The amount we are willing to risk depends on some other factors such as the size of our total bankroll, our risk of ruin, our tolerance for variance in outcomes and the like. If we are getting a very good price on the bet (betting, say, at 50:50 when we would be willing to accept 10:1) then our tolerance for these other factors changes, but this depends on the specifics of the bet and we don't have some standalone number that represents our confidence that holds outside of the contest of a specific bet. 

A bet also does not occur standing alone. It occurs in competition with other places people could make bets such as with other friends or online in places like Intrade that allow for proposition betting. I might turn down a good bet with you because I believe I can get a better bet somewhere else. So the amount of money one risks, and the odds at which it is risked, is dependent on the larger marketplace of betting. It is often possible to hedge one's bets in ways that are profitable no matter what happens. 

Imagine, for instance, Person A believes that the chance that Obama wins reelection is 10% (a silly claim I have seen on multiple occasions).  Intrade typically has the odds of Obama winning being traded at arround 50%. Suppose I was able to get someone to agree to make the bet at the 10:1 odds where I risked $10 and stood to win $100 if Obama won. I could then go and bet, on InTrade, $55 that Obama would lose. This way, if Obama wins I get $100 from Person A and lose $55 on InTrade, thus netting $45. If Obama loses, I win $55 on InTrade and lose $10 to Person A, thus again netting $45. I am guaranteed a large profit no matter what, and thus should be willing to "risk" as much money as I can get both parties to reliably put up. If I wish, I can modify the presciently chosen $55 Intrade bet to be anything between $10 and $100 and I will still risk nothing but my winnings are tilted to prefer one option over the other. 

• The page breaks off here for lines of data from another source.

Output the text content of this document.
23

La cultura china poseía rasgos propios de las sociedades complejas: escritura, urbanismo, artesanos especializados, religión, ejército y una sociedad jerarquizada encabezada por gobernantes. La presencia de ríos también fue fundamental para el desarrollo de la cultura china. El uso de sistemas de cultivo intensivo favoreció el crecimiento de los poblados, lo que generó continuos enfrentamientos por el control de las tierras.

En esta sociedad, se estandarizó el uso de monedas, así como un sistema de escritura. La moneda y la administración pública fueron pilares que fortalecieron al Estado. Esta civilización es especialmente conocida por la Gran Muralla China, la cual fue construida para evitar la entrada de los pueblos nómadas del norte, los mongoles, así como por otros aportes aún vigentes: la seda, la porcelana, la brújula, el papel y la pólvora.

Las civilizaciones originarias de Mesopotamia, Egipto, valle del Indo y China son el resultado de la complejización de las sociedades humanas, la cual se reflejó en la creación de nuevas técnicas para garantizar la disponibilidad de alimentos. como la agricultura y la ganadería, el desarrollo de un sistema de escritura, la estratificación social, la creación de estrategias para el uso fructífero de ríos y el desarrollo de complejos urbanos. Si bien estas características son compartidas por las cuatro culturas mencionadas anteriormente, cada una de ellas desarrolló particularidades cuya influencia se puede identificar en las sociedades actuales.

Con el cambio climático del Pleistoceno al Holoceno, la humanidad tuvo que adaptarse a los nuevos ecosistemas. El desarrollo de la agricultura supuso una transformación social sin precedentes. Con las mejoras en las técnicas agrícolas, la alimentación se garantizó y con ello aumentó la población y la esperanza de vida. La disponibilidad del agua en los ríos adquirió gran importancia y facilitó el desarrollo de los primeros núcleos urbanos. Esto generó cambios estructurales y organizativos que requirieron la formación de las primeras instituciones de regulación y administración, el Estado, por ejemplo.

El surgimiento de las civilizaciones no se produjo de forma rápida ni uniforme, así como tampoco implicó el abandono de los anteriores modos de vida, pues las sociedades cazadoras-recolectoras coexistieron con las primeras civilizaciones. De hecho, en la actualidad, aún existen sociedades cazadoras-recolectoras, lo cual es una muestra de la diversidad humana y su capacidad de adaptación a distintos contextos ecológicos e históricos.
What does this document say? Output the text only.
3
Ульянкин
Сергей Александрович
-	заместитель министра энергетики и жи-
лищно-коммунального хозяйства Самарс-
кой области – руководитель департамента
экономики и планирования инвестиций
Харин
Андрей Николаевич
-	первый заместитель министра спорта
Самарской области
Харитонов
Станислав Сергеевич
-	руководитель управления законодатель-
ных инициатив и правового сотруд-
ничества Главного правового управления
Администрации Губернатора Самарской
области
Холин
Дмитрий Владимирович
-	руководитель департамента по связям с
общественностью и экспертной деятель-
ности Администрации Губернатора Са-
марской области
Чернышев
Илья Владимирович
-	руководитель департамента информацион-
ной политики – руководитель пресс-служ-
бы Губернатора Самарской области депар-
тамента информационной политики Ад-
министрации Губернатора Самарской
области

This is more or less how hedge funds work.  They don't actually compute the chances of a certain event happening and then bet wherever they can get a better price than their computed odds indicated. They instead look at the market of various bets available and try to find situations where by making different bets and combining them they profit regardless of the outcome. It is a competitive market places so the kinds of egregious profitability given in the example above is unheard of, and it is also often difficult to eliminate one's risk entirely by the above method, but typically the actual amount risked will be quite small compared to the nominal size of the various bets being made. Indeed, by betting very large amounts on very small differences in prices, one can make a quite reliable profit. This is part of the reason why financial companies leverage up their money so much: because the real amounts being risked are so much smaller than the nominal values, they can mulitply the nominal values through leverage a large amount to maximize real profit.
   
In the world of finance, people often think that decisions are largely made based on probabilities. They are not; they are largely based off of prices, such as we have seem above. Typically prices are listed and not odds (10:1, say) but this is just a matter of convention and they are functionally equivalent. A credit default swap, say, that pays $1000 if a loan is defaulted, may have a price of $100 and thus be 10:1 odds. 

Actuarial economics is the branch that actually tries to directly compute odds of events occurring and thus bet accordingly. It works best for things like life insurance where there is a lot of data out there about a repeating and testable phenomenon that one can compute the probabilities of and bet accordingly. But there is a reason such actuarial processes are limited to certain specific industries and can't be so easily applies to something like the risk of inflation or the risk of a Greek default. Even things like corporate bond prices, the alleged risk of default as calculated by bond prices is an order of magnitude greater than actuarial risk as determined by historical precedent. Anything that is suspect to financial speculation turns from an actuarial game towards a prices game.